The confusion adds to the sense that the North American bid — the overwhelming favourite with its world-class stadiums, training facilities and a promise of record profits — is not as secure as many had thought even a few months ago with some officials blaming what they call the “Donald Trump effect". It is a recognition that regardless of the technical merits of either bid, global politics will play a part in the decision. An adviser to one of Fifa’s top executives says many developing nations are balking at handing the US president a victory after he referred to African states as “shithole countries”.
In a sign of the uncertainty surrounding the vote, some close to the Fifa leadership believe its members will plump for the North American bid to help assuage the American officials behind the ongoing bribery probe. While others argue the opposite is true, and that members may seek to punish the US for launching the bribery investigation in the first place. “The future of Fifa is not dependent on, but it is linked to, having the right vote [in technical terms] for 2026,” says one of Fifa’s top executives. “If it just comes down to politics, rather than assessing what is good for the organization — remember the World Cup provides 90 per cent of Fifa’s revenues — you have to question why the bidding process exists at all.”

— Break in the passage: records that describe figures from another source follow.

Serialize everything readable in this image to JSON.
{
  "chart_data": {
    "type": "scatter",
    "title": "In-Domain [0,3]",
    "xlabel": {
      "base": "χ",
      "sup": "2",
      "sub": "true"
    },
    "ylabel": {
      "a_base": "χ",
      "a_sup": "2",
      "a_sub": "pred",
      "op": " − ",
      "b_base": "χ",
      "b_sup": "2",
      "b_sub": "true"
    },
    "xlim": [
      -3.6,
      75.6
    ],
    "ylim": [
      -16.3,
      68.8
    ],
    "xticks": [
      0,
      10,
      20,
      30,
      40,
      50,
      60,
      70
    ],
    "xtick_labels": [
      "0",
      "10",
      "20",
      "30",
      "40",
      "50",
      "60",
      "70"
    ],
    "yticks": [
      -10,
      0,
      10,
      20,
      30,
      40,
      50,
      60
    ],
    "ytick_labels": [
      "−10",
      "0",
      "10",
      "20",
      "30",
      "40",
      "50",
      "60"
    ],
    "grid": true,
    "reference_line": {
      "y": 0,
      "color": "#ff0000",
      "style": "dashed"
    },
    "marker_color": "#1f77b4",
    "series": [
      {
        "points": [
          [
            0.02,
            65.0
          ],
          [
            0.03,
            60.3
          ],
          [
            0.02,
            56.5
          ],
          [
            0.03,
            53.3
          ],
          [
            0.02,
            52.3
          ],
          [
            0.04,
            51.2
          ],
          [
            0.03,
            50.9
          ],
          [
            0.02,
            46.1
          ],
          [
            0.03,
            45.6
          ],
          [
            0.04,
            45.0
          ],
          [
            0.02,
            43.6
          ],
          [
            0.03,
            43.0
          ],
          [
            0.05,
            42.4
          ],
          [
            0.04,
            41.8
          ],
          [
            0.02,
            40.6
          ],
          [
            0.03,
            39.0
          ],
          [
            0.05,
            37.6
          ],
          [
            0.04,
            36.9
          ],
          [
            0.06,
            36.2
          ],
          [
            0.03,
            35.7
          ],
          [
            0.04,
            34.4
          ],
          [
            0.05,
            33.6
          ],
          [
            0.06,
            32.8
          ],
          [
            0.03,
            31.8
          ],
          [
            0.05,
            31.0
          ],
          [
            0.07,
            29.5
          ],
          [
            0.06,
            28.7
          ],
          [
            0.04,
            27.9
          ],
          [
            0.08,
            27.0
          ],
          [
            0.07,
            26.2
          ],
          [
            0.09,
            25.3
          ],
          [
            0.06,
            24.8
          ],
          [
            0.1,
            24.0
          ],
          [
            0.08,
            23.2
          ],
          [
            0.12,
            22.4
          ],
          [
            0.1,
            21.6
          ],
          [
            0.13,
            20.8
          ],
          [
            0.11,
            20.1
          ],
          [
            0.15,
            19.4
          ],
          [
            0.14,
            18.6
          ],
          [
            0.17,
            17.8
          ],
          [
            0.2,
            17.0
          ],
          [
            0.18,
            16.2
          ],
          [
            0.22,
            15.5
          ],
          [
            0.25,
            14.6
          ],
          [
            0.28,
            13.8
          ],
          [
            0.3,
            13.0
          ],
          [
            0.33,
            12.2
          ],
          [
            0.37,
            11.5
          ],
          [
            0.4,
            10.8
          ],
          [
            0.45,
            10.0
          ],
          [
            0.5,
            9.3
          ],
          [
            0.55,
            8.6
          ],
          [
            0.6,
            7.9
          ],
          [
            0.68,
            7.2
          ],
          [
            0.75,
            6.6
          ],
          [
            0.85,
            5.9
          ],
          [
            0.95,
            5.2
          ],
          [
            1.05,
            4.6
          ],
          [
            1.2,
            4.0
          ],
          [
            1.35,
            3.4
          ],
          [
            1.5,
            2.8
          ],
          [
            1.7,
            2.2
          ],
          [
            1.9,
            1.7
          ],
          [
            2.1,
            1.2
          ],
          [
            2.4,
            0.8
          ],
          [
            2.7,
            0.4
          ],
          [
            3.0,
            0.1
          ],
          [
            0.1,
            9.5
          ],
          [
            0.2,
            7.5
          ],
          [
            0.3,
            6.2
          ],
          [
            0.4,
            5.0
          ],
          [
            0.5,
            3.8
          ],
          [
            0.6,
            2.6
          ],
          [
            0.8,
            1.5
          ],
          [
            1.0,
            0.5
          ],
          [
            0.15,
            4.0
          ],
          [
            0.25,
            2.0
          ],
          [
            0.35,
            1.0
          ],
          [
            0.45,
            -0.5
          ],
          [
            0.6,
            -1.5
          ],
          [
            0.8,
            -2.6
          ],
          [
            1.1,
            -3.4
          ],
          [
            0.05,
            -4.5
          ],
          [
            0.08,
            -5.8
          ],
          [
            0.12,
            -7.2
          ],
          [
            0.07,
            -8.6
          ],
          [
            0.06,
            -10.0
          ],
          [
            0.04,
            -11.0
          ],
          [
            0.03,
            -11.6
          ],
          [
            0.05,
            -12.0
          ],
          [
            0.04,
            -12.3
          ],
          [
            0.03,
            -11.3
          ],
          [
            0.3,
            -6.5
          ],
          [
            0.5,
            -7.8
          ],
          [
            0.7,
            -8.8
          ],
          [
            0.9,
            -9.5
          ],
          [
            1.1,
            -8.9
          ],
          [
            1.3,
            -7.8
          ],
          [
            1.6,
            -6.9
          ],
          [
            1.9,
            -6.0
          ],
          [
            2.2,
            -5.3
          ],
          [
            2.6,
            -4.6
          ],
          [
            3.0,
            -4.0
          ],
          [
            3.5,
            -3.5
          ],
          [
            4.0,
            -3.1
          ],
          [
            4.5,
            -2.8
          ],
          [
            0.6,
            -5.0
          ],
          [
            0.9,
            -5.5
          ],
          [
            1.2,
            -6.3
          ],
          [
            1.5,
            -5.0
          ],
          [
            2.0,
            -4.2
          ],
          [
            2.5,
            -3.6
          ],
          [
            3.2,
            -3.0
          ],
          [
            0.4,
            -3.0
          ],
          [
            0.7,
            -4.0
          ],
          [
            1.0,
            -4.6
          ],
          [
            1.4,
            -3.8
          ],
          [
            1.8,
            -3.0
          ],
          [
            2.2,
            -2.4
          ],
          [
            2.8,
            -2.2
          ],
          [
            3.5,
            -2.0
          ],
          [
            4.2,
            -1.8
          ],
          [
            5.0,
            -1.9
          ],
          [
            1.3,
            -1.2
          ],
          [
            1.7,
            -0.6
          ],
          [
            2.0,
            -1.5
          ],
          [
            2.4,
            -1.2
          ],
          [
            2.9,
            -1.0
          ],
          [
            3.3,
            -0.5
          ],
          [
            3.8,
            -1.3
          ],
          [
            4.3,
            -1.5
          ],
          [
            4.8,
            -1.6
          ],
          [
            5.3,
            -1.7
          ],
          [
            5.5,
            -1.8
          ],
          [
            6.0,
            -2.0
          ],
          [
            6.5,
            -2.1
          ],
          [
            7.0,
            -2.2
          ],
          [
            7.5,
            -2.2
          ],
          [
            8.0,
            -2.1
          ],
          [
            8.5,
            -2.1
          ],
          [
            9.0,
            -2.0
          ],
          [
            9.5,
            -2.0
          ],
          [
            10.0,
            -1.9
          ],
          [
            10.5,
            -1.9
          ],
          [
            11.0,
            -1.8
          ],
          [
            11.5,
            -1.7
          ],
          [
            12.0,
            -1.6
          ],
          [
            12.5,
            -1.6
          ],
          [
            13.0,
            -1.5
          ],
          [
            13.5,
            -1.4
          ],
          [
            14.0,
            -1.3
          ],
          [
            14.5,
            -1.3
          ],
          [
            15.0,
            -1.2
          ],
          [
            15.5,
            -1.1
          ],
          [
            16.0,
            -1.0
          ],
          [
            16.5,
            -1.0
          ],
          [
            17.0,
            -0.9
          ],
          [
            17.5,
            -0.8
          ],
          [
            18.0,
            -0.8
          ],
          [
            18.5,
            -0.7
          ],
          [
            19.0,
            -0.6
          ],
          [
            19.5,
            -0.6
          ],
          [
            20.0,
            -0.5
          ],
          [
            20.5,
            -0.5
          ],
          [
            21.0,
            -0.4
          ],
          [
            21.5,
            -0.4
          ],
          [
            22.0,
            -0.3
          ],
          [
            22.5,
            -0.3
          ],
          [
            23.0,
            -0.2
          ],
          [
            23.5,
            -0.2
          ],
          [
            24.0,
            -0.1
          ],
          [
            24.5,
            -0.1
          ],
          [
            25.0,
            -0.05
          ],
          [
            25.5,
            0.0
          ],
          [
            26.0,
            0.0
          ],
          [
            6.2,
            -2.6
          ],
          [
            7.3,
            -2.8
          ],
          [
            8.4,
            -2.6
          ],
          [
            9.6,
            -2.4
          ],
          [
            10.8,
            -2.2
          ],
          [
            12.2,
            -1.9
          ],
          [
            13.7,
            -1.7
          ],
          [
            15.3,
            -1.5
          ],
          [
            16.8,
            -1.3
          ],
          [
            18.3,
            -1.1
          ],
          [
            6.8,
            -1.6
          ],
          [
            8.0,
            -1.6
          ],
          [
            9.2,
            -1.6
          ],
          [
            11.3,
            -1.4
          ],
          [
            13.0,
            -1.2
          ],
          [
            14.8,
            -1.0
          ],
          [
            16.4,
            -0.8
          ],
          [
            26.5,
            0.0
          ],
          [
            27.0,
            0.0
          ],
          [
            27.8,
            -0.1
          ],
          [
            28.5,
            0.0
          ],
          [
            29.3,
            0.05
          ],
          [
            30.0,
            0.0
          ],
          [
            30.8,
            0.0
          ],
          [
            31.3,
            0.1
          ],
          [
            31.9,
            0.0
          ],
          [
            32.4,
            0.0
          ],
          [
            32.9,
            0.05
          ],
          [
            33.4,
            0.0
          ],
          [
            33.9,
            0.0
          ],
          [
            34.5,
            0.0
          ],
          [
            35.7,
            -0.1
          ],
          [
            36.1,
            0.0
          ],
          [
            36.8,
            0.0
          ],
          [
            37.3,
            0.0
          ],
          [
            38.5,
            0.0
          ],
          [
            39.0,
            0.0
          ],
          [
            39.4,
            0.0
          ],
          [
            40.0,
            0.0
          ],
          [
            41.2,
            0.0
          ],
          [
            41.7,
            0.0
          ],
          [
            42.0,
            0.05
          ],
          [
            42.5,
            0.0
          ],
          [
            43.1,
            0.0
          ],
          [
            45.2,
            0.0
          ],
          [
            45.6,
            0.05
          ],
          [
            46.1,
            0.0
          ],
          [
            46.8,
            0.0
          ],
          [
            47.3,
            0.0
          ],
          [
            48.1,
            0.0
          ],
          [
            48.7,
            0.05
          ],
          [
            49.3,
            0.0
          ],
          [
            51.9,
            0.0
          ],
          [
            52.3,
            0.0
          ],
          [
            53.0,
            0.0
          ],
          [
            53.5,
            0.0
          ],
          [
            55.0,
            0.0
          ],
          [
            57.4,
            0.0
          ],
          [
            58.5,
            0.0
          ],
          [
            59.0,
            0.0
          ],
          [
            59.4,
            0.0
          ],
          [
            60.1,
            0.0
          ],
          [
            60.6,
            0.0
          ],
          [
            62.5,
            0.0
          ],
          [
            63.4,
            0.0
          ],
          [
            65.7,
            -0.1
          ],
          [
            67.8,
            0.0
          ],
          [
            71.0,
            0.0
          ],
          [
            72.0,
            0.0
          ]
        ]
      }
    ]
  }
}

United front When the joint US, Canada and Mexico bid — dubbed “United 2026” — was launched in April 2017 there was little expectation of a contest. Fifa rules require the World Cup to rotate around continents, restricting challenges from the European and Asian federations, given that the next two tournaments are to be held in those regions. Morocco promises a more compact event for fans and teams, with matches played in a timezone better suited to European and Asian TV markets. But the 2026 tournament, the first to feature 48, rather than 32 teams, making it more expensive, would appear to favour the US-led bid. Last year, a suggestion that Fifa should fast-track the North American bid without a formal vote was considered, but ultimately shelved. Morocco, which has unsuccessfully bid to host the tournament four times before, joined the race with only hours to spare before last August’s deadline. Few expected it could challenge the North American effort, which promises revenues of $14bn from broadcasting, sponsorship and ticketing, with profits around double those achieved by any previous tournament. The vast majority of matches, including the final, will take place in the US but games will be staged across 23 cities from New York and Los Angeles to Mexico City and Toronto, all in stadiums already built. The United team says it could host the World Cup tomorrow if required.
Carlos Cordeiro, president of the United States Soccer Federation, says a North American World Cup could also attract sponsors wary of being associated with Fifa since the scandal broke. “You would like to think that not just Coca-Cola, but maybe several other of the Fortune 500 companies that are based in North America, will become Fifa partners over many, many years,” he says. “The economic side is not everything but it’s not unimportant either.” By contrast, Morocco has proposed a $3bn stadium construction plan, to build nine new venues including a 93,000 seater stadium in Casablanca at an estimated cost of $400m. The government-backed plan involves a total of $15.8bn in infrastructure spending, but the bid team says the vast majority of this cost, such as the building of two high-speed rail lines, are already part of the country’s modernisation plans. Morocco predicts a profit of $5bn, less than half that of its rival. To compensate, it highlights other advantages; less travel for fans, passionate home support and, in a none-too-subtle dig at its American counterparts, “very low gun circulation”.